In Europe, where SMS used to be ridiculously expensive until the early 2010s, WhatsApp usage is absolutely endemic to the point that many businesses use it as their primary means of communication. It also has a quasi-monopoly on group messaging among friends and relatives.

your (and many others') argument is basically a "there are no atheists in foxholes" "I know, better than you, what you think" argument.

to me, no idea what you are talking about, i find the iphone/Apple experience to be a huge pita, all the time. i love unix for the swiss army knife of general purpose tools, not the many different garden walls with no garden inside.

the reason fsckboy doesn't leave is that all his bitches expect it, otherwise, gone in 60 seconds.


This feels inevitable for any 'unique' company that lives long enough for leadership to retire and starts hiring replacement c-levels externally.

Those external people are going to run Apple just like whatever other companies they were running before. You need to keep the vision alive and promote people internally who understand that vision to keep running the company.

Being publicly traded probably doesn't help either.


It’s still better than the alternatives

Once we grow up as a nation and legalize competing app stores on native Android and iOS you can try to make this point

However, the alternatives are currently illegal, so your point doesn't hold


Then they're not really alternatives, are they?

technically jailbreak stores count, but not practically comparable

I think that may depend a lot on just what you're used to.

Having never been in there, I can't imagine buying in now.


In what ways? Apple, IMHO, has been jumping on every proverbial band wagon. And some of its 'better intended' changes like ATT seem only to have been to stifle competition while they set up their own solution.

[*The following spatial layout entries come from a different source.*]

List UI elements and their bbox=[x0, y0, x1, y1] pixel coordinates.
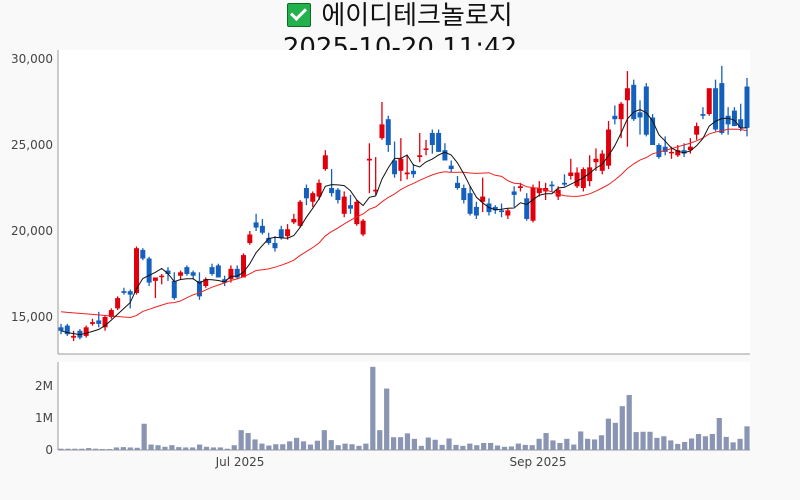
date-tick-label: Jul 2025 bbox=[215, 455, 265, 469]
volume-tick-label: 0 bbox=[45, 443, 53, 457]
price-tick-label: 20,000 bbox=[11, 224, 53, 238]
price-tick-label: 30,000 bbox=[11, 52, 53, 66]
ma5-line bbox=[60, 109, 748, 336]
volume-axis-ticks: 0 1M 2M bbox=[35, 379, 53, 457]
volume-tick-label: 1M bbox=[35, 411, 53, 425]
volume-bars bbox=[58, 366, 750, 450]
volume-plot-area bbox=[58, 362, 750, 450]
price-tick-label: 15,000 bbox=[11, 310, 53, 324]
volume-tick-label: 2M bbox=[35, 379, 53, 393]
date-axis-ticks: Jul 2025 Sep 2025 bbox=[215, 455, 567, 469]
check-mark-icon bbox=[287, 3, 312, 27]
price-tick-label: 25,000 bbox=[11, 138, 53, 152]
chart-title: 에이디테크놀로지 bbox=[0, 0, 800, 32]
price-axis-ticks: 15,000 20,000 25,000 30,000 bbox=[11, 52, 53, 324]
date-tick-label: Sep 2025 bbox=[510, 455, 567, 469]
company-name: 에이디테크놀로지 bbox=[321, 1, 513, 31]
ma20-line bbox=[60, 128, 748, 319]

Well, the alternatives is Android and... not really much else, for a full-featured smartphone. Say what you will about Apple, they're not perfect, but they have a better track record w.r.t privacy than Google in every way.

I'm not saying I like what Apple is doing here, but I trust Google a lot less with my data.


There are ways to have full featured smartphones without Google, like Graphene OS.

I am not aware of any alternatives that exist for Apple devices though


This! Sure you might need a Google account for your android but you don't HAVE to use all their services.

First just don't use Gmail, docs, search, chrome and co. But even better get a Pixel with Graphene and Google's invasive tactics are even more limited.

However it is sad that a company like Apple that used to produce superior hardware with superior UX is falling apart on all fronts - hardware (especially pricing), UX (hello glass design), software (macos just getting worse every release without adding ANYTHING of value)

And now introducing more and more ads while keep selling you "pro" laptops with 512GB SSD :-/


> you might need a Google account for your android

You don't. LineageOS works without a Google account. I would be surprised if GrapheneOS worked differently.